Another major perk? Conflict prevention. By outlining deal breakers and expectations upfront, couples can avoid misunderstandings before they escalate. Hannah’s approach—having each partner create their own contract separately—ensured that their nonnegotiables were truly personal and not influenced by compromise. This level of self-awareness can strengthen a relationship by fostering mutual respect and understanding.
What Goes Into a Relationship Contract?
The beauty of these agreements is that there’s no one-size-fits-all template. Some couples focus on emotional needs, like how often they check in or how they handle arguments. Others might include practical details, like chore divisions or financial boundaries. Dr. Burrets notes that common topics include exclusivity agreements, communication styles, and even how much alone time each person requires.

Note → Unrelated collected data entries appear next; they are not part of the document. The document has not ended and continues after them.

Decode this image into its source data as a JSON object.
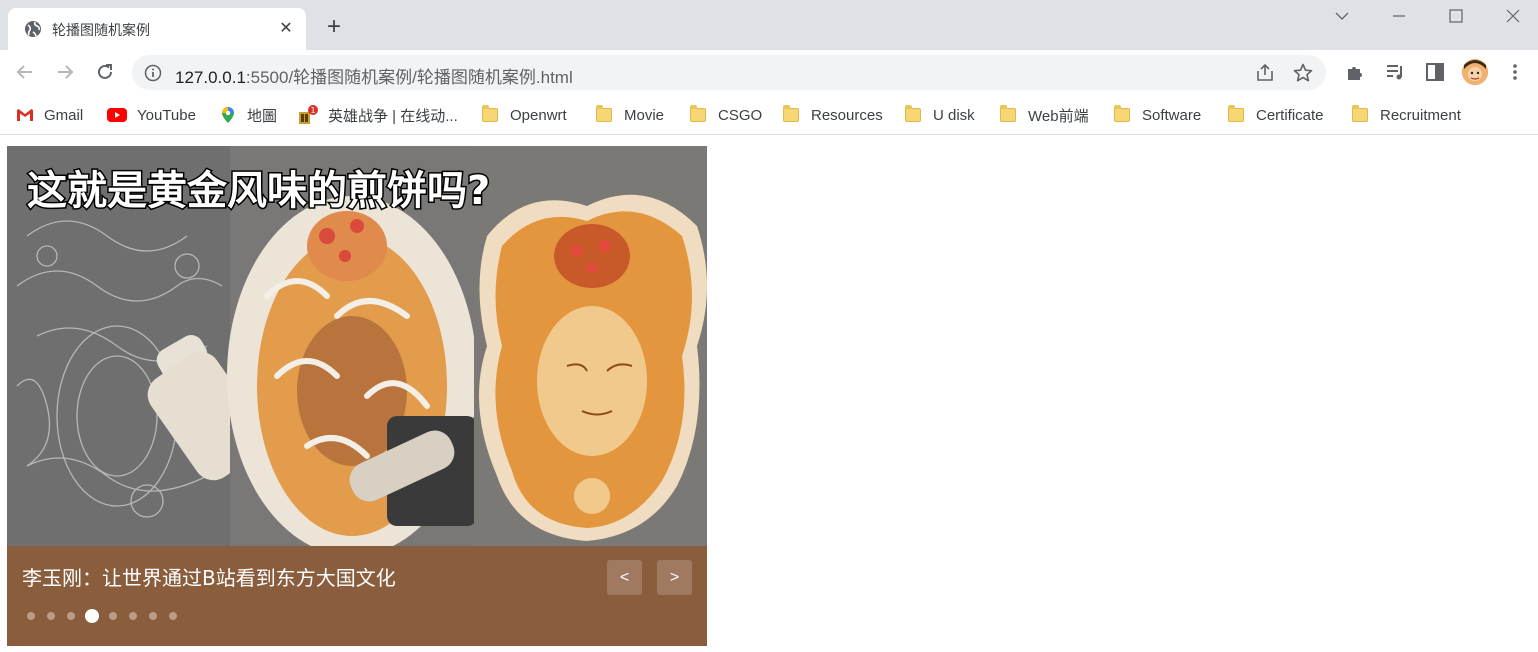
{
  "browser": {
    "tab_title": "轮播图随机案例",
    "url_host": "127.0.0.1",
    "url_rest": ":5500/轮播图随机案例/轮播图随机案例.html"
  },
  "bookmarks": [
    {
      "label": "Gmail",
      "icon": "gmail-icon"
    },
    {
      "label": "YouTube",
      "icon": "youtube-icon"
    },
    {
      "label": "地圖",
      "icon": "maps-icon"
    },
    {
      "label": "英雄战争 | 在线动...",
      "icon": "game-icon"
    },
    {
      "label": "Openwrt",
      "icon": "folder-icon"
    },
    {
      "label": "Movie",
      "icon": "folder-icon"
    },
    {
      "label": "CSGO",
      "icon": "folder-icon"
    },
    {
      "label": "Resources",
      "icon": "folder-icon"
    },
    {
      "label": "U disk",
      "icon": "folder-icon"
    },
    {
      "label": "Web前端",
      "icon": "folder-icon"
    },
    {
      "label": "Software",
      "icon": "folder-icon"
    },
    {
      "label": "Certificate",
      "icon": "folder-icon"
    },
    {
      "label": "Recruitment",
      "icon": "folder-icon"
    }
  ],
  "carousel": {
    "image_headline": "这就是黄金风味的煎饼吗?",
    "caption": "李玉刚：让世界通过B站看到东方大国文化",
    "prev_label": "<",
    "next_label": ">",
    "dot_count": 8,
    "active_index": 3,
    "footer_color": "#8a5d3d"
  }
}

For Hannah, her contract included everything from supporting each other’s hobbies to prioritizing active weekends over lazy ones. Meanwhile, Jade’s agreement centered on the rules of their open relationship—what was allowed, what wasn’t, and how they’d navigate jealousy if it arose. The key is customization. A relationship contract should reflect the unique dynamics and values of the people involved, not some generic checklist.
Making It Work (Without Killing the Romance)
One of the biggest misconceptions about relationship contracts is that they suck the spontaneity out of love. But as Hannah puts it, "Ours is actually fun." Instead of feeling restrictive, her contract became a way to celebrate their compatibility and keep their connection strong. Plus, revisiting and updating the agreement can be a bonding experience—like an annual "state of the union" for your relationship.
Of course, not every couple will vibe with this approach. Some might find it too rigid, and that’s okay. The goal isn’t to force a contract where it doesn’t fit but to encourage open, honest conversations about needs and expectations. Whether you jot things down formally or just have a heartfelt chat over coffee, the underlying principle is the same: clarity breeds healthier, happier relationships.
At the end of the day, relationship contracts are just another tool in the modern dating toolbox. They won’t magically fix every issue, but for those who thrive on structure and communication, they can be a total game-changer. So, if you’ve ever felt like your needs weren’t being met or wished for more transparency in your relationship, maybe it’s time to take a page from Hannah’s book—literally.